Over the last few months, Carol’s fans have come out of the woodwork to offer support and suggestions, but none yet have found a solution.
One woman offered Melanson a $5,000 loan, interest free, for a year. But that would only keep the coffee shop going for a month, and it would add $5,000 to his debt, Melanson said. So he declined.
Other community members have suggested operating the coffee house as a co-op, using membership fees to cover some of the costs. Melanson has even talked to the Middlebury Natural Foods Co-op about becoming an annex to that operation, but the Co-op already has its hands full, he said.
Middlebury College officials met with Melanson several times to discuss the possibility of collaborating in the former Eat Good Food space on Main Street, but Melanson wasn’t convinced that would solve his problems. He would still have to deal with his lease on the Merchant’s Row space, and he worried about the lack of parking near the college’s shop. He was also wary of collaborating with another group of people.
Melanson told the college what he really needed was to pay off his debt, which is only half of what he’s invested in Carol’s over the last two and a half years.
“If I could get out from under that debt, which would take me 30 years to pay off now, then I would go (to the Eat Good Food space),” he said. “That way, if in a month or two or six we don’t get along, I can go and it won’t be a problem.”
Melanson and the college agreed this wouldn’t work.
Many of the factors contributing to Melanson’s struggle are uncontrollable, like the fact that the Merchants Row shop just doesn’t attract enough foot traffic.
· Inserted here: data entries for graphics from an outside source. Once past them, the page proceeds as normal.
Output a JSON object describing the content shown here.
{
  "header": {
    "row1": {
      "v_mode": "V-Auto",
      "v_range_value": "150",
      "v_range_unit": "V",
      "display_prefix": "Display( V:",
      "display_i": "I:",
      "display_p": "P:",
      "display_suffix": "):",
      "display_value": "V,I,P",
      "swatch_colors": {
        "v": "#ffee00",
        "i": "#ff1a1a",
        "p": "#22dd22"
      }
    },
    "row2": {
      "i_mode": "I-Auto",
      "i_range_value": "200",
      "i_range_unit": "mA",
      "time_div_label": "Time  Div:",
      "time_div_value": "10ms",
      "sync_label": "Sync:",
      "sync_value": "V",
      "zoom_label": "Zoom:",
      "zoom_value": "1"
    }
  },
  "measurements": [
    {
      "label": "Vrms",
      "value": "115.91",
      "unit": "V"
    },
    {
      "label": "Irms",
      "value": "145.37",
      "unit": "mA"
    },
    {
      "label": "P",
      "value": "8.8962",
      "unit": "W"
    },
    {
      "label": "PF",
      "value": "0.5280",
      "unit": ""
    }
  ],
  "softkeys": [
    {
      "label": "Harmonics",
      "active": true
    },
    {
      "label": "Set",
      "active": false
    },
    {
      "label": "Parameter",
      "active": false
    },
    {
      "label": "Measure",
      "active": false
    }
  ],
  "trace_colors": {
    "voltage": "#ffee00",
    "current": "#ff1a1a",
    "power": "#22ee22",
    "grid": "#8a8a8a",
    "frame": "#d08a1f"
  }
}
“This is more of a destination spot; well, it is for all the people who come here as regulars,” he said. “They’re coming here because they know what’s here and they like it. What we need is more of a spontaneous drop-in crowd.”
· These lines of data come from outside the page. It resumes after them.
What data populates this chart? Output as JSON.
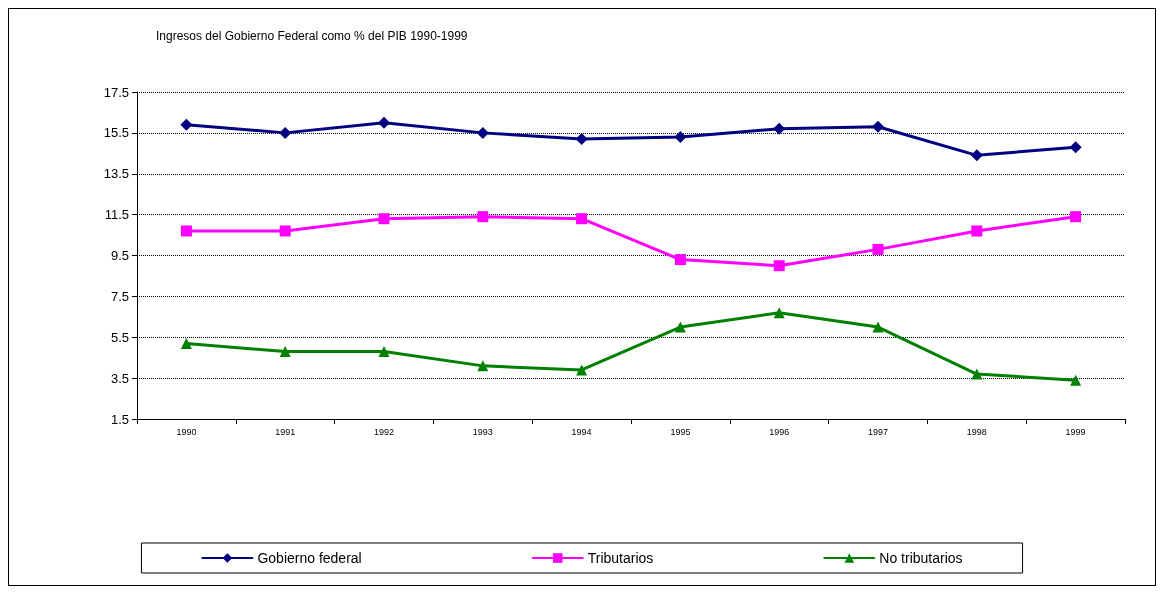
{
  "chart_data": {
    "type": "line",
    "title": "Ingresos del Gobierno Federal como % del PIB 1990-1999",
    "categories": [
      "1990",
      "1991",
      "1992",
      "1993",
      "1994",
      "1995",
      "1996",
      "1997",
      "1998",
      "1999"
    ],
    "series": [
      {
        "name": "Gobierno federal",
        "color": "#000080",
        "marker": "diamond",
        "values": [
          15.9,
          15.5,
          16.0,
          15.5,
          15.2,
          15.3,
          15.7,
          15.8,
          14.4,
          14.8
        ]
      },
      {
        "name": "Tributarios",
        "color": "#ff00ff",
        "marker": "square",
        "values": [
          10.7,
          10.7,
          11.3,
          11.4,
          11.3,
          9.3,
          9.0,
          9.8,
          10.7,
          11.4
        ]
      },
      {
        "name": "No tributarios",
        "color": "#008000",
        "marker": "triangle",
        "values": [
          5.2,
          4.8,
          4.8,
          4.1,
          3.9,
          6.0,
          6.7,
          6.0,
          3.7,
          3.4
        ]
      }
    ],
    "ylim": [
      1.5,
      17.5
    ],
    "yticks": [
      1.5,
      3.5,
      5.5,
      7.5,
      9.5,
      11.5,
      13.5,
      15.5,
      17.5
    ],
    "grid": "y",
    "legend": "bottom",
    "line_style": "solid"
  }
}
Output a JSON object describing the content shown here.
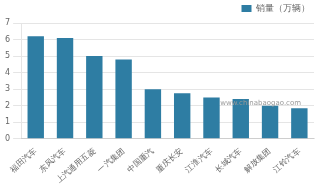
{
  "chart_data": {
    "type": "bar",
    "categories": [
      "福田汽车",
      "东风汽车",
      "上汽通用五菱",
      "一汽集团",
      "中国重汽",
      "重庆长安",
      "江淮汽车",
      "长城汽车",
      "解放集团",
      "江铃汽车"
    ],
    "series": [
      {
        "name": "销量（万辆）",
        "color": "#2e7da3",
        "values": [
          6.2,
          6.1,
          5.0,
          4.8,
          3.0,
          2.75,
          2.5,
          2.4,
          2.0,
          1.85
        ]
      }
    ],
    "ylim": [
      0,
      7
    ],
    "yticks": [
      0,
      1,
      2,
      3,
      4,
      5,
      6,
      7
    ],
    "grid": true,
    "legend": "upper right",
    "annotation": "www.chinabaogao.com"
  }
}
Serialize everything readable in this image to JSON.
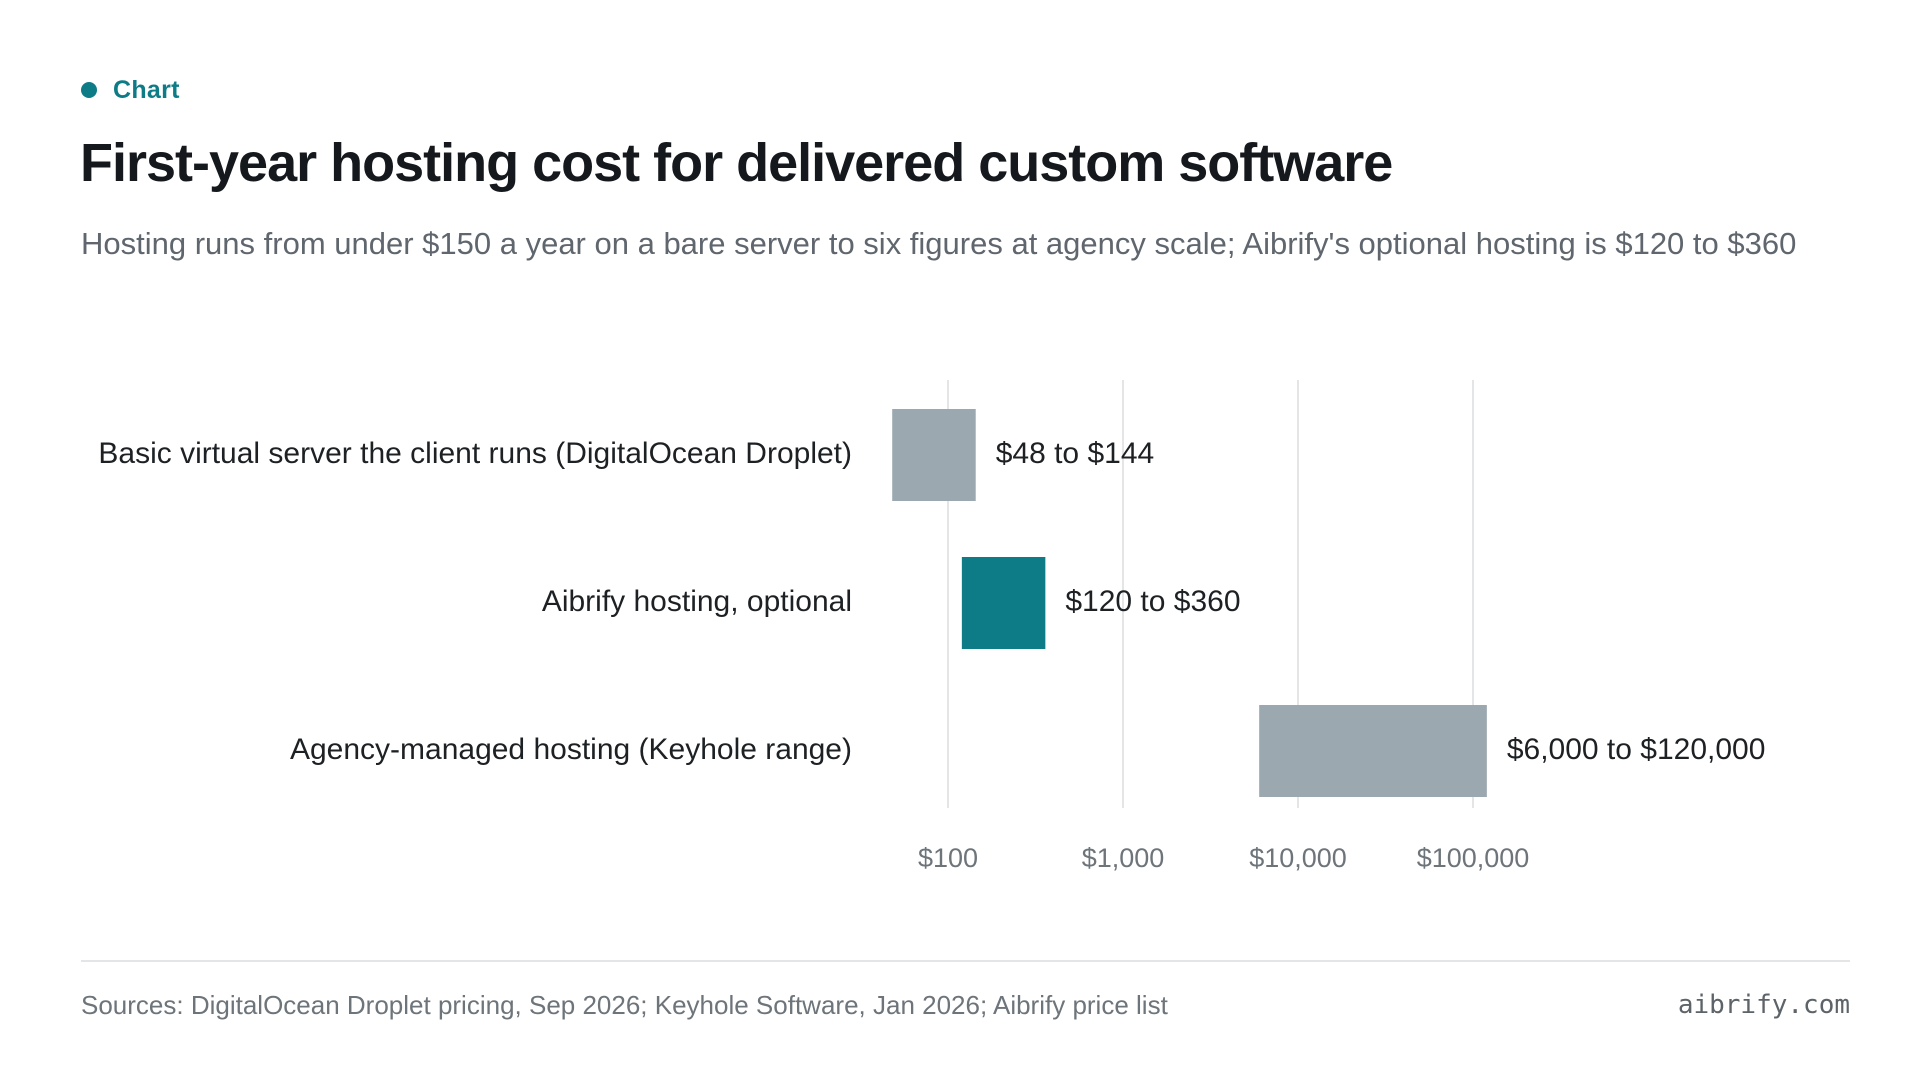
{
  "header": {
    "eyebrow": "Chart",
    "title": "First-year hosting cost for delivered custom software",
    "subtitle": "Hosting runs from under $150 a year on a bare server to six figures at agency scale; Aibrify's optional hosting is $120 to $360"
  },
  "colors": {
    "accent": "#0e7c86",
    "neutral_bar": "#9ba8b0"
  },
  "chart_data": {
    "type": "bar",
    "orientation": "horizontal",
    "style": "floating-range",
    "x_scale": "log",
    "x_ticks": [
      100,
      1000,
      10000,
      100000
    ],
    "x_tick_labels": [
      "$100",
      "$1,000",
      "$10,000",
      "$100,000"
    ],
    "grid": true,
    "categories": [
      "Basic virtual server the client runs (DigitalOcean Droplet)",
      "Aibrify hosting, optional",
      "Agency-managed hosting (Keyhole range)"
    ],
    "ranges": [
      {
        "low": 48,
        "high": 144,
        "label": "$48 to $144",
        "color": "#9ba8b0"
      },
      {
        "low": 120,
        "high": 360,
        "label": "$120 to $360",
        "color": "#0e7c86"
      },
      {
        "low": 6000,
        "high": 120000,
        "label": "$6,000 to $120,000",
        "color": "#9ba8b0"
      }
    ]
  },
  "footer": {
    "sources": "Sources: DigitalOcean Droplet pricing, Sep 2026; Keyhole Software, Jan 2026; Aibrify price list",
    "brand": "aibrify.com"
  }
}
The regulars are many, and the place is often packed.
“But I say, you’ve got to look at the register,” Melanson said. “If it sits there idle then I’m not making money.”
He has considered selling more merchandise and more food, but this feels like a gamble he isn’t willing to take, he said. Adding a sandwich shop to the operation, for example, might increase revenue but it would cost at least $5,000 to get started.
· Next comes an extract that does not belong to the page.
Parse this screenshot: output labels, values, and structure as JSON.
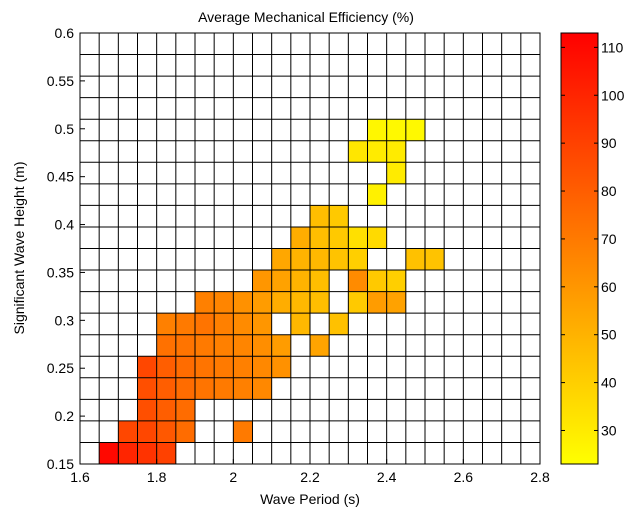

“My bank account is giving me a timeline,” he said. “I’ve come to the end of my savings.”
Carol’s opened its doors in July 2005, less than a month after the death of Melanson’s business partner Carol Ross. In the wake of that tragedy, Melanson, together with former manager Gina Tindall, decided to go ahead with the business, which had been Ross’s lifelong dream.
When he thinks about that, Melanson said, he has hope for the business.
“(Carol) was looking at that particular space 20 years ago when she first moved to town,” Melanson said. “So we went for it. It was crazy, it really was … With the things that have happened to me in my life you never know what’s going to happen around the corner. One minute you’re living in Goshen, next you’re running a coffeehouse. Something could come along, or somebody.”